We went to our first sumo match this weekend! It was all I had hoped it to be.

outside the train station at Ryogoku

Each wrestlers name is on one of these brightly colored banners strung on bamboo poles

Inside Ryogoku stadium, the doyho. I have to admit, in all my American movie trivia, it reminded me of the final fight scene in the Japanese stadium in Karate Kid 2.

This is one of the 2 yokozuna (grand champion) at the tournament doing his special doyho-iri ceremony to drive evil from the dohyo. A wrestler becomes a yokozuna by winning at least 2 tournaments in a row. This yokozuna is Mongolian, who took the Japanese name of Asashoryu. There have been only 69 yokozuna in the past 300 years of sumo. That's why when we met Akebono (a former yokozuna and 1 of only 2 or 3 living grand champs) at a friend's bbq in June, it was a huge event.

flash back: bbq in Zushi in June with Akebono

Each match takes mere seconds, just long enough to push your opponent out of the ring or drop him to the floor. The lead up to the match is where the flair and pomp is--wrestlers throw salt to purify the ring as a sacred place, stomp the ring to squash the bad spirits and sip water to purify their bodies. Sumo is actually an ancient religious ritual to honor the gods with prayers for a bountiful harvest.

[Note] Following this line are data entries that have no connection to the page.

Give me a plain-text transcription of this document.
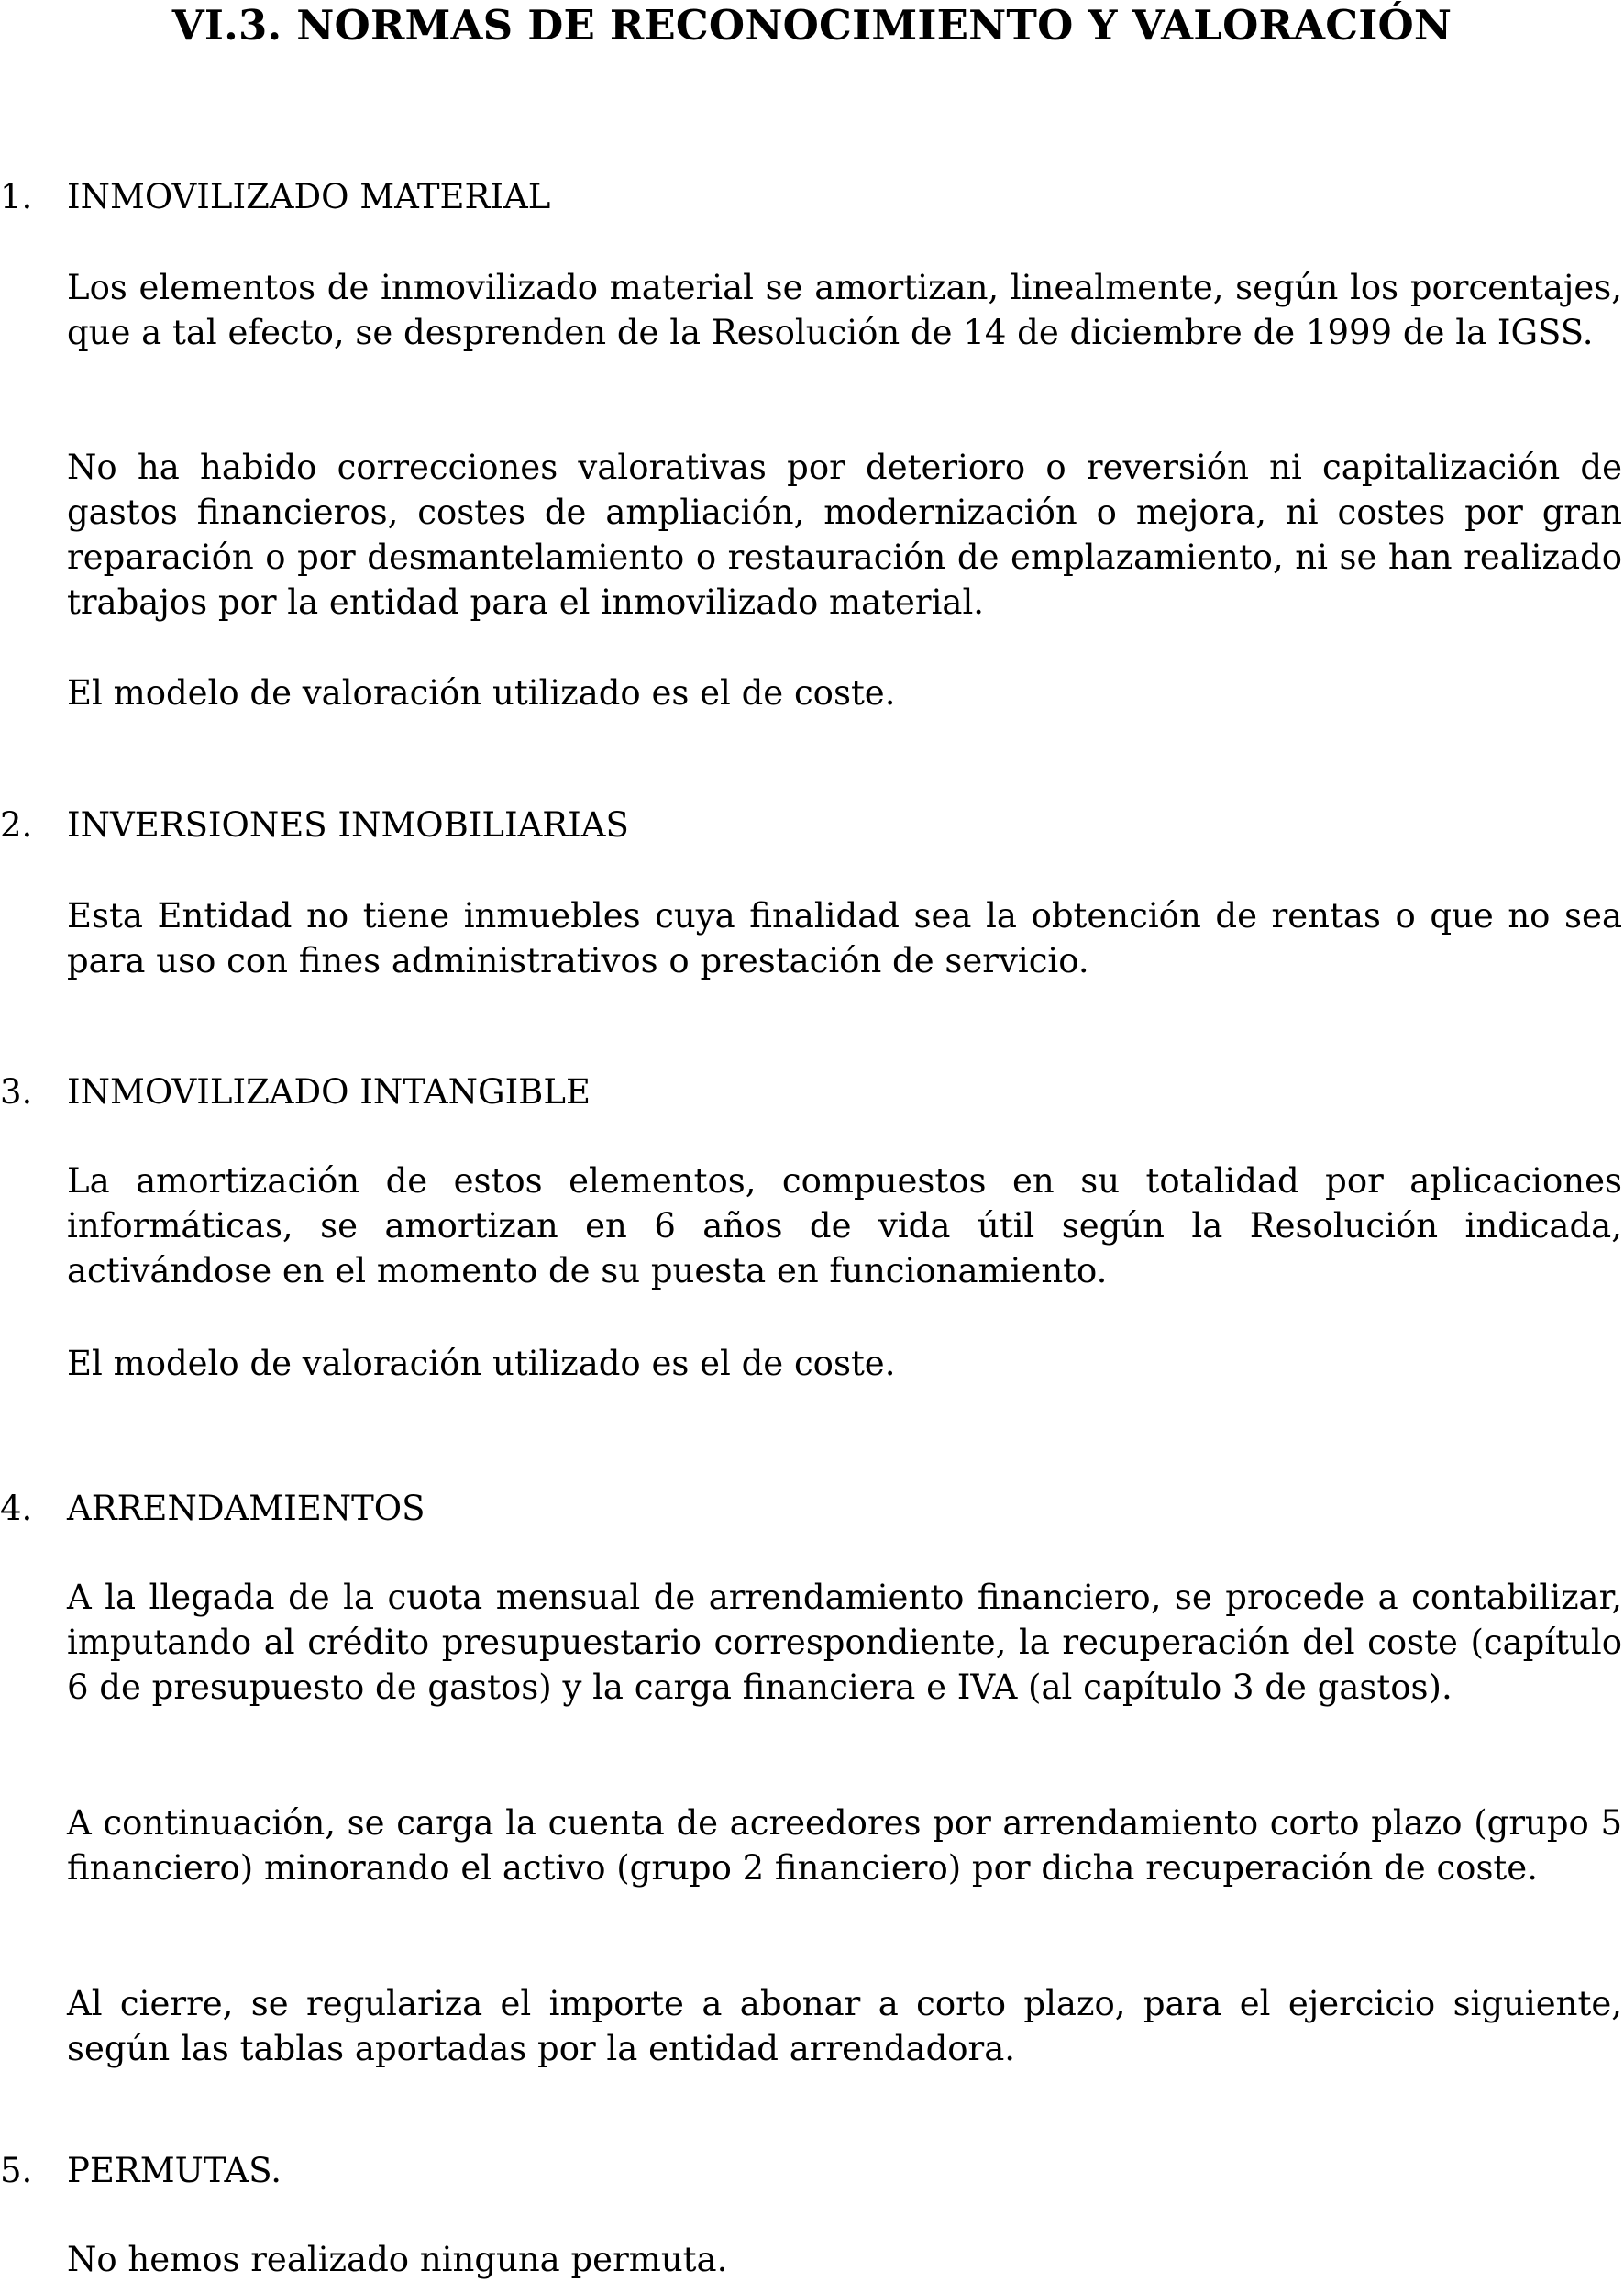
VI.3. NORMAS DE RECONOCIMIENTO Y VALORACIÓN
1. INMOVILIZADO MATERIAL

Los elementos de inmovilizado material se amortizan, linealmente, según los porcentajes, que a tal efecto, se desprenden de la Resolución de 14 de diciembre de 1999 de la IGSS.

No ha habido correcciones valorativas por deterioro o reversión ni capitalización de gastos financieros, costes de ampliación, modernización o mejora, ni costes por gran reparación o por desmantelamiento o restauración de emplazamiento, ni se han realizado trabajos por la entidad para el inmovilizado material.

El modelo de valoración utilizado es el de coste.

2. INVERSIONES INMOBILIARIAS

Esta Entidad no tiene inmuebles cuya finalidad sea la obtención de rentas o que no sea para uso con fines administrativos o prestación de servicio.

3. INMOVILIZADO INTANGIBLE

La amortización de estos elementos, compuestos en su totalidad por aplicaciones informáticas, se amortizan en 6 años de vida útil según la Resolución indicada, activándose en el momento de su puesta en funcionamiento.

El modelo de valoración utilizado es el de coste.

4. ARRENDAMIENTOS

A la llegada de la cuota mensual de arrendamiento financiero, se procede a contabilizar, imputando al crédito presupuestario correspondiente, la recuperación del coste (capítulo 6 de presupuesto de gastos) y la carga financiera e IVA (al capítulo 3 de gastos).

A continuación, se carga la cuenta de acreedores por arrendamiento corto plazo (grupo 5 financiero) minorando el activo (grupo 2 financiero) por dicha recuperación de coste.

Al cierre, se regulariza el importe a abonar a corto plazo, para el ejercicio siguiente, según las tablas aportadas por la entidad arrendadora.

5. PERMUTAS.

No hemos realizado ninguna permuta.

The wrestlers try to rile each other up and glare at each other in this pose. They have 4 minutes before they must start wrestling, so they can fake each other out a few times before actually starting the match.

The mawashi (silken loincloth) is actually a tool. There are seventy winning tricks that can be won by gripping the mawashi. Can you believe they can actually pick each other up? We saw one pick up another and throw him out of the ring.

The official in the ring as the wrestlers stomp the ground and prepare.

The entrance ceremony for the big boys, or the maku-uchi matches. The aprons they are wearing can cost from 400,000 to 500,000 yen (40,000-50,000 USD).

Just before the final match. Only McDonald's could find the gumption to advertise at a sport thousands of years old. How do they sleep at night?

The closing ceremony bow dance.

And the winner of the entire tournament was crowd favorite yokozuna Asashoryu.